DAL FESTIVAL
Nicola Gratteri e don Maurizio Patriciello a èStoria tra mafia e Terra dei Fuochi: «Lavorare coi ragazzi non è mai tempo perso»

Magistrato e parroco hanno raccontato le proprie esperienze al Verdi di Gorizia, «mettersi al servizio della comunità il proprio know-how».
Fortuna aveva appena sei anni quando è piombata di sotto. I capelli biondi come gli angeli dipinti, ma senza le ali si è schiantata a terra dopo un volo di almeno dieci metri. Si è svolto in un teatro Verdi con pochi posti ancora liberi – rafforzato dai controlli di sicurezza – l’incontro sulle “città della camorra”, in cui a dialogare era don Maurizio Patriciello di Caivano insieme al procuratore di Napoli Nicola Gratteri. «Sotto scorta da tanti anni – rimarca lo scrittore e conduttore radiofonico Stefano Mensurati – il magistrato di punta combatte dalla parte delle istituzioni, in una lotta a volte generata da una società civile che non reagisce abbastanza, spesso simile a una battaglia contro i mulini a vento».
Accanto a lui don Maurizio, assurto a simbolo del contrasto alla camorra in quanto attivo sul fronte caldo della Terra dei Fuochi, dove fiumi di droga si mescolano con le pallottole e la morte cammina fra i passanti. «Lui è di Caivano – spiega Mensurati – salita ai “disonori” della cronaca perché una bambina, Fortuna, è stata lanciata dall’ottavo piano per essersi ribellata alle molestie sessuali». Caivano è un comune che conta 36mila abitanti, «più di Gorizia», sottolinea il moderatore. «Chi abita lì non sente la presenza forte dello Stato e magari si gira dall’altra parte – prosegue – o abbassa la testa. Un modo di fare che deve essere sovvertito». E i due ospiti cercano ogni giorno di farlo, nonostante le minacce o gli attentati subiti.

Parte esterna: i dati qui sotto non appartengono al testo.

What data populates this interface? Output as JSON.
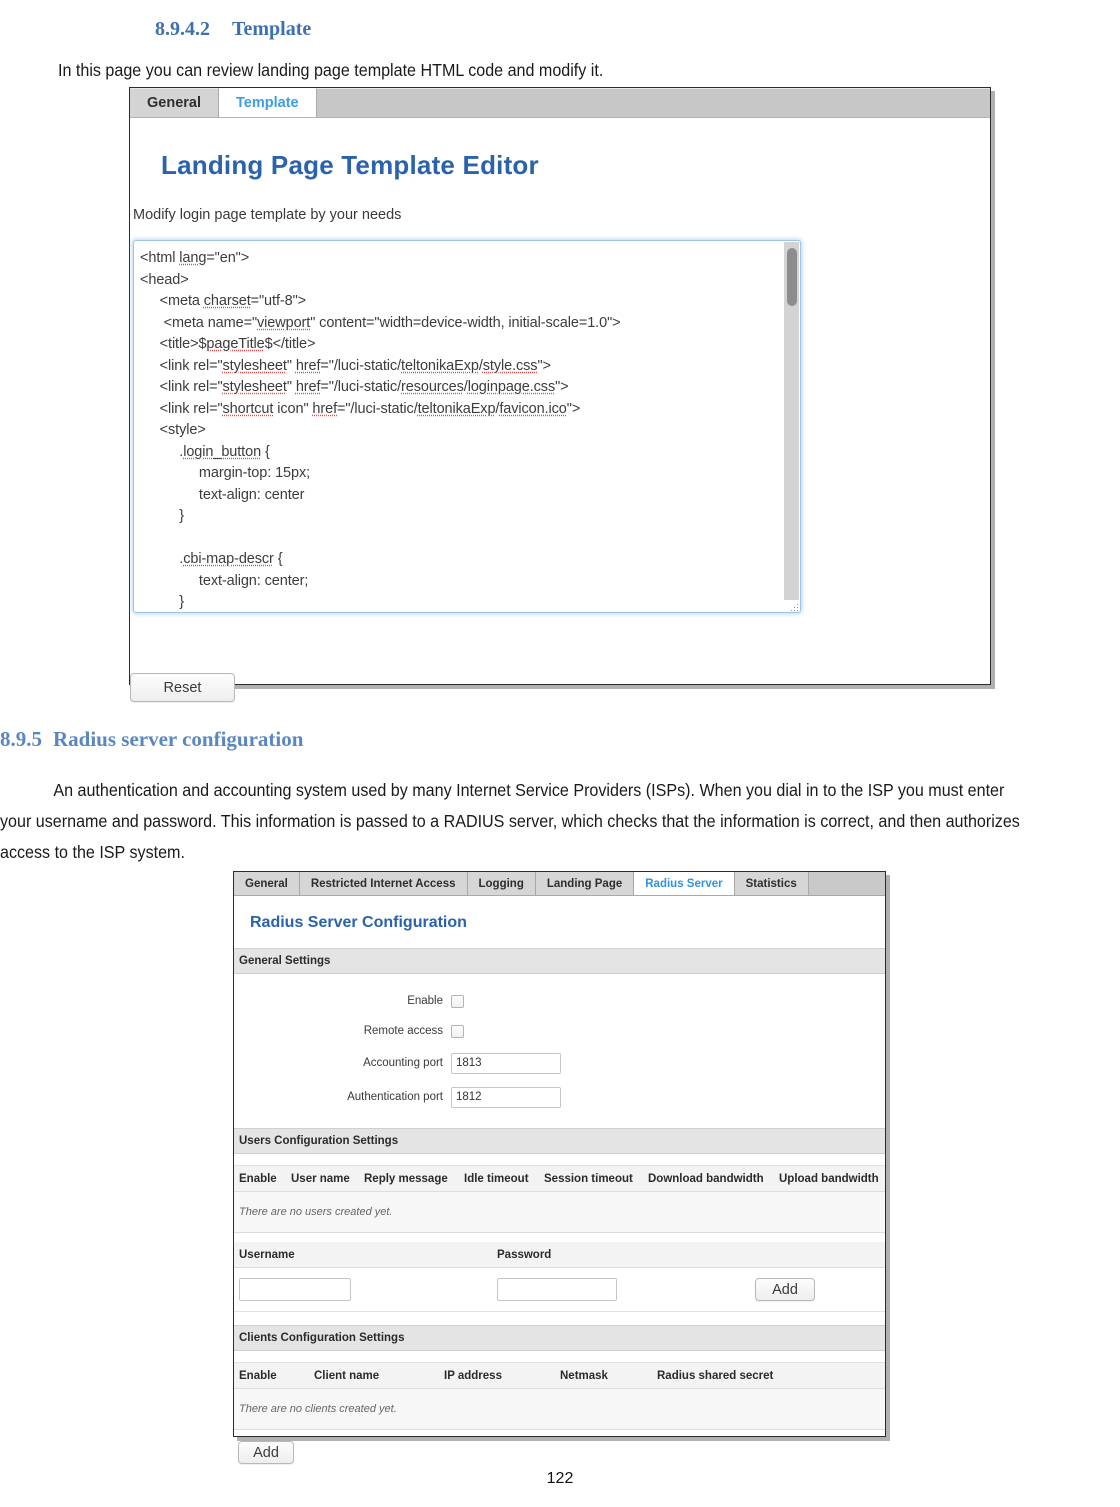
{
  "document": {
    "section_template": {
      "number": "8.9.4.2",
      "title": "Template"
    },
    "intro_paragraph": "In this page you can review landing page template HTML code and modify it.",
    "section_radius": {
      "number": "8.9.5",
      "title": "Radius server configuration"
    },
    "radius_paragraph": "An authentication and accounting system used by many Internet Service Providers (ISPs). When you dial in to the ISP you must enter your username and password. This information is passed to a RADIUS server, which checks that the information is correct, and then authorizes access to the ISP system.",
    "page_number": "122"
  },
  "template_screenshot": {
    "tabs": [
      {
        "label": "General",
        "active": false
      },
      {
        "label": "Template",
        "active": true
      }
    ],
    "title": "Landing Page Template Editor",
    "description": "Modify login page template by your needs",
    "code": "<html lang=\"en\">\n<head>\n     <meta charset=\"utf-8\">\n      <meta name=\"viewport\" content=\"width=device-width, initial-scale=1.0\">\n     <title>$pageTitle$</title>\n     <link rel=\"stylesheet\" href=\"/luci-static/teltonikaExp/style.css\">\n     <link rel=\"stylesheet\" href=\"/luci-static/resources/loginpage.css\">\n     <link rel=\"shortcut icon\" href=\"/luci-static/teltonikaExp/favicon.ico\">\n     <style>\n          .login_button {\n               margin-top: 15px;\n               text-align: center\n          }\n\n          .cbi-map-descr {\n               text-align: center;\n          }",
    "reset_label": "Reset"
  },
  "radius_screenshot": {
    "tabs": [
      {
        "label": "General",
        "active": false
      },
      {
        "label": "Restricted Internet Access",
        "active": false
      },
      {
        "label": "Logging",
        "active": false
      },
      {
        "label": "Landing Page",
        "active": false
      },
      {
        "label": "Radius Server",
        "active": true
      },
      {
        "label": "Statistics",
        "active": false
      }
    ],
    "title": "Radius Server Configuration",
    "general_settings": {
      "heading": "General Settings",
      "fields": [
        {
          "label": "Enable",
          "type": "checkbox",
          "value": ""
        },
        {
          "label": "Remote access",
          "type": "checkbox",
          "value": ""
        },
        {
          "label": "Accounting port",
          "type": "text",
          "value": "1813"
        },
        {
          "label": "Authentication port",
          "type": "text",
          "value": "1812"
        }
      ]
    },
    "users_settings": {
      "heading": "Users Configuration Settings",
      "columns": [
        "Enable",
        "User name",
        "Reply message",
        "Idle timeout",
        "Session timeout",
        "Download bandwidth",
        "Upload bandwidth"
      ],
      "empty_message": "There are no users created yet.",
      "add_form": {
        "username_label": "Username",
        "password_label": "Password",
        "username_value": "",
        "password_value": "",
        "add_label": "Add"
      }
    },
    "clients_settings": {
      "heading": "Clients Configuration Settings",
      "columns": [
        "Enable",
        "Client name",
        "IP address",
        "Netmask",
        "Radius shared secret"
      ],
      "empty_message": "There are no clients created yet.",
      "add_label": "Add"
    }
  },
  "colors": {
    "heading_blue": "#3d70b2",
    "subheading_blue": "#5b86c4",
    "panel_title_blue": "#2a62ab",
    "active_tab_blue": "#2f93e0",
    "tabbar_gray": "#c9c9c9",
    "section_header_gray": "#e4e4e4"
  }
}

«Ero caporeparto d’ospedale – racconta il sacerdote – poi un giorno diedi un passaggio a un frate francescano ed eccomi qua, lasciai il lavoro in ospedale». Una regione che reca ancora i segni del terremoto dell’Ottanta. Da quella terribile sera il malessere ha preso a impastarsi al cemento con forza maggiore, senza risparmiare nemmeno i bambini. «Il presidente della Regione ha detto “a Caivano lo Stato non c’è”», riporta il parroco. «Questo lo posso dire io che sono prete, non chi rappresenta lo Stato». Un comune divenuto una delle più grandi piazze di spaccio d’Europa, ma anche del malaffare legato ai rifiuti, come già scritto da Saviano in “Gomorra”.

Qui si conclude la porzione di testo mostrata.